SI.com’s Grant Wahl tells the story of Nick Pugliese, the only American playing professional soccer in Afghanistan. A year ago, Pugliese graduated from Williams, where he had been captain of the school’s soccer team. In the year since, he took a job with a telecom company in Kabul only to leave soon thereafter to make far less money -- $300 per month -- playing professional soccer for a team called Ferozi FC that went on to win Afghanistan’s domestic cup.
To be sure, it’s quite an adventure, and one that is being captured on Pugliese’s thoughtful blog, “Nick Plays Football in Kabul.” But why is he doing it? "I'm using it as a way to explore the types of lives that young men are living in Kabul, which is probably different from what you see portrayed in the day-to-day media," the Rochester, N.Y., native tells SI. "The interesting question to me is why I've been accepted as a member of the community in spite of or because of my status as an American. Through these soccer teammates, I've become part of the community."

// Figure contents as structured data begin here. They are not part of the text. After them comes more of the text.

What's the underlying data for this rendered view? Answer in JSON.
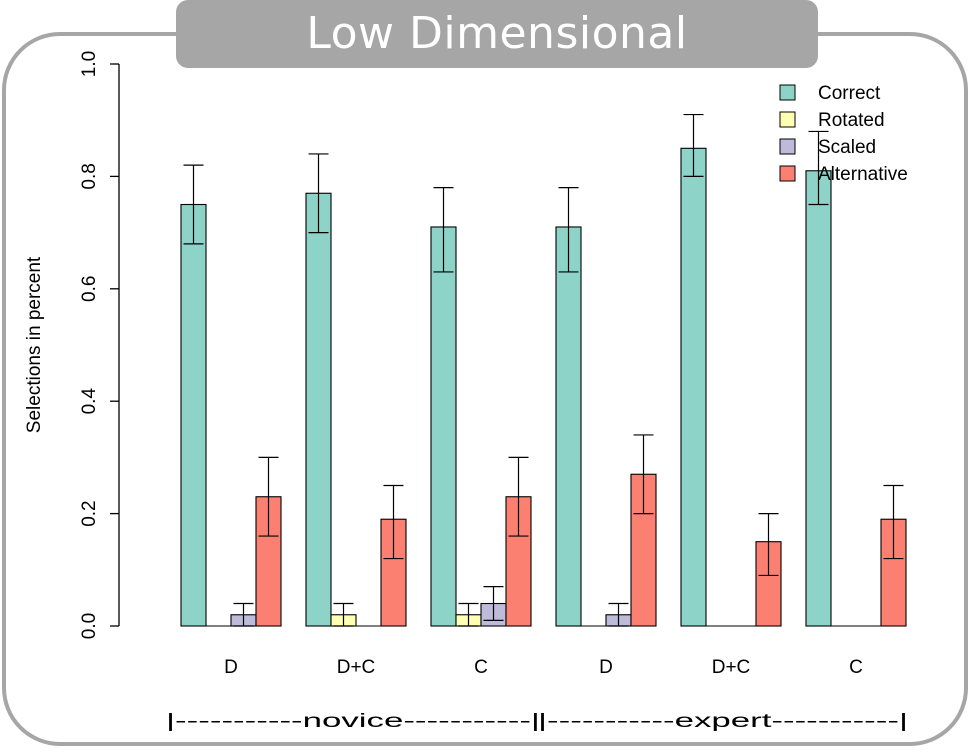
{
  "banner": {
    "title": "Low Dimensional"
  },
  "colors": {
    "frame": "#a6a6a6",
    "correct": "#8dd3c7",
    "rotated": "#ffffb3",
    "scaled": "#bebada",
    "alternative": "#fb8072"
  },
  "chart_data": {
    "type": "bar",
    "ylabel": "Selections in percent",
    "xlabel": "",
    "ylim": [
      0,
      1.0
    ],
    "yticks": [
      "0.0",
      "0.2",
      "0.4",
      "0.6",
      "0.8",
      "1.0"
    ],
    "categories": [
      "D",
      "D+C",
      "C",
      "D",
      "D+C",
      "C"
    ],
    "groups": [
      {
        "label": "|-----------novice-----------|"
      },
      {
        "label": "|-----------expert-----------|"
      }
    ],
    "legend_position": "top-right",
    "series": [
      {
        "name": "Correct",
        "color": "#8dd3c7",
        "values": [
          0.75,
          0.77,
          0.71,
          0.71,
          0.85,
          0.81
        ],
        "err_low": [
          0.68,
          0.7,
          0.63,
          0.63,
          0.8,
          0.75
        ],
        "err_high": [
          0.82,
          0.84,
          0.78,
          0.78,
          0.91,
          0.88
        ]
      },
      {
        "name": "Rotated",
        "color": "#ffffb3",
        "values": [
          0.0,
          0.02,
          0.02,
          0.0,
          0.0,
          0.0
        ],
        "err_low": [
          null,
          0.0,
          0.0,
          null,
          null,
          null
        ],
        "err_high": [
          null,
          0.04,
          0.04,
          null,
          null,
          null
        ]
      },
      {
        "name": "Scaled",
        "color": "#bebada",
        "values": [
          0.02,
          0.0,
          0.04,
          0.02,
          0.0,
          0.0
        ],
        "err_low": [
          0.0,
          null,
          0.01,
          0.0,
          null,
          null
        ],
        "err_high": [
          0.04,
          null,
          0.07,
          0.04,
          null,
          null
        ]
      },
      {
        "name": "Alternative",
        "color": "#fb8072",
        "values": [
          0.23,
          0.19,
          0.23,
          0.27,
          0.15,
          0.19
        ],
        "err_low": [
          0.16,
          0.12,
          0.16,
          0.2,
          0.09,
          0.12
        ],
        "err_high": [
          0.3,
          0.25,
          0.3,
          0.34,
          0.2,
          0.25
        ]
      }
    ]
  }
}
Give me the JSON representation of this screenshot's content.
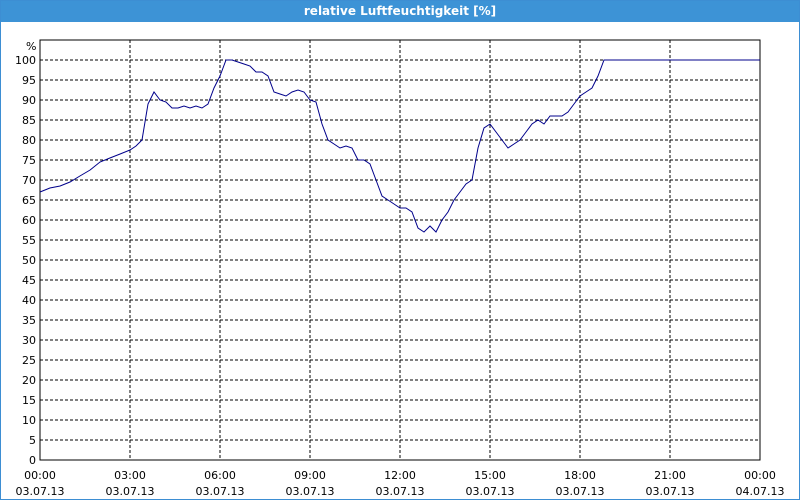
{
  "window": {
    "title": "relative Luftfeuchtigkeit [%]"
  },
  "chart_data": {
    "type": "line",
    "title": "relative Luftfeuchtigkeit [%]",
    "ylabel": "%",
    "xlabel": "",
    "ylim": [
      0,
      100
    ],
    "y_ticks": [
      0,
      5,
      10,
      15,
      20,
      25,
      30,
      35,
      40,
      45,
      50,
      55,
      60,
      65,
      70,
      75,
      80,
      85,
      90,
      95,
      100
    ],
    "grid": true,
    "x_ticks": [
      {
        "time": "00:00",
        "date": "03.07.13",
        "hour": 0
      },
      {
        "time": "03:00",
        "date": "03.07.13",
        "hour": 3
      },
      {
        "time": "06:00",
        "date": "03.07.13",
        "hour": 6
      },
      {
        "time": "09:00",
        "date": "03.07.13",
        "hour": 9
      },
      {
        "time": "12:00",
        "date": "03.07.13",
        "hour": 12
      },
      {
        "time": "15:00",
        "date": "03.07.13",
        "hour": 15
      },
      {
        "time": "18:00",
        "date": "03.07.13",
        "hour": 18
      },
      {
        "time": "21:00",
        "date": "03.07.13",
        "hour": 21
      },
      {
        "time": "00:00",
        "date": "04.07.13",
        "hour": 24
      }
    ],
    "series": [
      {
        "color": "#00008b",
        "x": [
          0,
          0.33,
          0.67,
          1,
          1.33,
          1.67,
          2,
          2.33,
          2.67,
          3,
          3.2,
          3.4,
          3.6,
          3.8,
          4,
          4.2,
          4.4,
          4.6,
          4.8,
          5,
          5.2,
          5.4,
          5.6,
          5.8,
          6,
          6.2,
          6.4,
          6.6,
          6.8,
          7,
          7.2,
          7.4,
          7.6,
          7.8,
          8,
          8.2,
          8.4,
          8.6,
          8.8,
          9,
          9.2,
          9.4,
          9.6,
          9.8,
          10,
          10.2,
          10.4,
          10.6,
          10.8,
          11,
          11.2,
          11.4,
          11.6,
          11.8,
          12,
          12.2,
          12.4,
          12.6,
          12.8,
          13,
          13.2,
          13.4,
          13.6,
          13.8,
          14,
          14.2,
          14.4,
          14.6,
          14.8,
          15,
          15.2,
          15.4,
          15.6,
          15.8,
          16,
          16.2,
          16.4,
          16.6,
          16.8,
          17,
          17.2,
          17.4,
          17.6,
          17.8,
          18,
          18.2,
          18.4,
          18.6,
          18.8,
          19,
          19.5,
          20,
          20.5,
          21,
          21.5,
          22,
          22.5,
          23,
          23.5,
          24
        ],
        "values": [
          67,
          68,
          68.5,
          69.5,
          71,
          72.5,
          74.5,
          75.5,
          76.5,
          77.5,
          78.5,
          80,
          89,
          92,
          90,
          89.5,
          88,
          88,
          88.5,
          88,
          88.5,
          88,
          89,
          93,
          96,
          100,
          100,
          99.5,
          99,
          98.5,
          97,
          97,
          96,
          92,
          91.5,
          91,
          92,
          92.5,
          92,
          90,
          89.5,
          84,
          80,
          79,
          78,
          78.5,
          78,
          75,
          75,
          74,
          70,
          66,
          65,
          64,
          63,
          63,
          62,
          58,
          57,
          58.5,
          57,
          60,
          62,
          65,
          67,
          69,
          70,
          78,
          83,
          84,
          82,
          80,
          78,
          79,
          80,
          82,
          84,
          85,
          84,
          86,
          86,
          86,
          87,
          89,
          91,
          92,
          93,
          96,
          100,
          100,
          100,
          100,
          100,
          100,
          100,
          100,
          100,
          100,
          100,
          100
        ]
      }
    ]
  }
}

Pugliese points out that he has melted the social barriers through soccer: "It speaks to the power of: Can you play or not? Can you help my team win? If so, you're valued," he says. "That's been one of the most positive things I've experienced here. If you're valued on a soccer field, that opens so many opportunities to be seen as valuable as a person and to actually form friendships. Soccer is the link. I think my trying to be as humorous as possible and laughing at things is the second link. Then you spend time together, and it's easy to find things to relate over, even if you can't communicate it through words."